I don’t say that lightly. There are some really impressive spinning reels on the market, but they often retail at the $300 price point. I have no idea how Daiwa did it, but this particular reel starts at just $149.99 which, in my opinion, is an absolute steal given its premium performance. I’ve simply been blown away by how smooth this reel is. If it were $300, I’d buy one without any reservations and you’ll rarely hear me say something like that.
The adjustability of the waterproof drag system is incredibly sensitive, which is a necessary feature when you’re targeting big bass with light line. You’re able to adjust the drag to fit any situation and even when you’re in mid-fight with a bass, it dishes out drag consistently and smoothly. You won’t notice any surging whatsoever—that’s hard to find in a more expensive spinning reel, and even more so at this price point.
The Procyon EX also has a lightweight aluminum frame that doesn’t flex under pressure, even when a big bass surges at the boat or the bank. You can find rigid frames in spinning reels, but they’re typically heavy and a bit “clunky”. You’ll be very impressed by this reel’s blend of strength and weightlessness.
My experiences with it
I made a point to test this reel with straight fluorocarbon and no braided main line. While many anglers prefer to use braided line for finesse applications, I try to avoid it because I don’t want an extra knot to worry about when I’m landing fish. But there’s a big problem with my preferred setup: Many spinning reels I’ve tested don’t handle fluorocarbon well and there is nothing—and I repeat—nothing more irritating than senseless bird nests when you’re using spinning gear.
The Daiwa Procyon EX handles fluorocarbon excellently and I haven’t experienced a single line management issue throughout the entirety of my testing. I’ve been using 8-pound fluorocarbon on the 2500SH model and it leaves the spool smoothly and packs on tightly during the retrieve. Even when I’m skipping lightweight lures and introducing excess slack into the line, I haven’t had to worry about any catastrophic line tangles. As I’ve told all of my fishing buddies, this reel makes 8-pound fluorocarbon feel like 6-pound monofilament.
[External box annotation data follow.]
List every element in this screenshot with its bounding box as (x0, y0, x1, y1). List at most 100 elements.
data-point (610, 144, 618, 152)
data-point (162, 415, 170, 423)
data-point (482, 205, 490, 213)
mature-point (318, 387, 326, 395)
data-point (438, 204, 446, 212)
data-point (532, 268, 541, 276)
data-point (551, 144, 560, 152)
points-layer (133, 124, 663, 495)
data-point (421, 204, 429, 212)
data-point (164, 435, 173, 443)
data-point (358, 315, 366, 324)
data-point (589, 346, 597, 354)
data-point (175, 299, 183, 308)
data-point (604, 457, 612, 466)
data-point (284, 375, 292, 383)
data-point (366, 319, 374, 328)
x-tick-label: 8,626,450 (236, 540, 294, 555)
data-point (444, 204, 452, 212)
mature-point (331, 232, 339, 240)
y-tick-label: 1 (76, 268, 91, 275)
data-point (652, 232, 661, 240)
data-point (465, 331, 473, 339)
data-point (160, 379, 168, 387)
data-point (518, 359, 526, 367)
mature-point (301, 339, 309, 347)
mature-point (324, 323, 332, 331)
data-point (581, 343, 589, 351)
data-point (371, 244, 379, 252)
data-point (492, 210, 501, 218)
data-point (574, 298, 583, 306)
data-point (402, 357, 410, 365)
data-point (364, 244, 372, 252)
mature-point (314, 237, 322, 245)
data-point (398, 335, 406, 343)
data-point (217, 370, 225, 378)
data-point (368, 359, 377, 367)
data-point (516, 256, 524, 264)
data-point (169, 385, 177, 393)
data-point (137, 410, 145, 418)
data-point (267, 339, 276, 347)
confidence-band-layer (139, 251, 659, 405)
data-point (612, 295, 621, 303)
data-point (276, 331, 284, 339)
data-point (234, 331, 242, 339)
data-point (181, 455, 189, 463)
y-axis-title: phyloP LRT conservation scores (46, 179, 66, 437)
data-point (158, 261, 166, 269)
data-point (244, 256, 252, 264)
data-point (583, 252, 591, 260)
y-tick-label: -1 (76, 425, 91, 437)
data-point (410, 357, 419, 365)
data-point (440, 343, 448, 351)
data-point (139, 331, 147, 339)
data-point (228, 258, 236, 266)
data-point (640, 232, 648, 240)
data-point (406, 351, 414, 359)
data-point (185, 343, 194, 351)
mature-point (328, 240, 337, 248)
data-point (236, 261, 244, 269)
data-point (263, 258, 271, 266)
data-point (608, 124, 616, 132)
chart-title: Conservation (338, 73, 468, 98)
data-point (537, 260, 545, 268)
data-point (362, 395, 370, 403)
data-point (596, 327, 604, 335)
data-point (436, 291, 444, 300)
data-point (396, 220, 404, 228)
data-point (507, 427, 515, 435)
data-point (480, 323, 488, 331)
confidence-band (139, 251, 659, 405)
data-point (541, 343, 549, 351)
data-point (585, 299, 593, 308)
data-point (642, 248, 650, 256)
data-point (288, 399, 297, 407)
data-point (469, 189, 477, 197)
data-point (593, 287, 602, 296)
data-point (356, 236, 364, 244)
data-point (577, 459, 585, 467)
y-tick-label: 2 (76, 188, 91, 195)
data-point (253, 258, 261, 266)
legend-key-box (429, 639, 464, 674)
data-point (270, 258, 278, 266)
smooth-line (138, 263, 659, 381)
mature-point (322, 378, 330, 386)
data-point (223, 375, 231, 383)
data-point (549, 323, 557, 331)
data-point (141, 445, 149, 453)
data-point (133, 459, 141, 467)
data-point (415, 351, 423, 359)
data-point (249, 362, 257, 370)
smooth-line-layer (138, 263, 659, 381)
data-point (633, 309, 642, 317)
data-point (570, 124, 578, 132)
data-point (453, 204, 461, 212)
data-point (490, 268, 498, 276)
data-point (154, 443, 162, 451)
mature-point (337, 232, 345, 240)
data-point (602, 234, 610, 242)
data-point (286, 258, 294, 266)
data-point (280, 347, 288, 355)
There have been a bunch of big bass in the shallows of my private pond and I’ve probably caught close to 40 bass weighing over 4 pounds and up to 8 pounds on the Procyon EX. I’ve purposely “played them” a lot after hooking them in order to test the drag system and I honestly can’t say enough good things about its performance. I have yet to lose a bass, even when they’re skin-hooked in the thin part of their mouths.
This reel has blown me away and I will certainly own more of them. I know $149.99 is a lot of money, but when you compare it to some of the more expensive models out there, this is an absolute steal that deserves your attention. As I mentioned earlier, if you’re in the market for a new spinning reel, don’t ignore this one.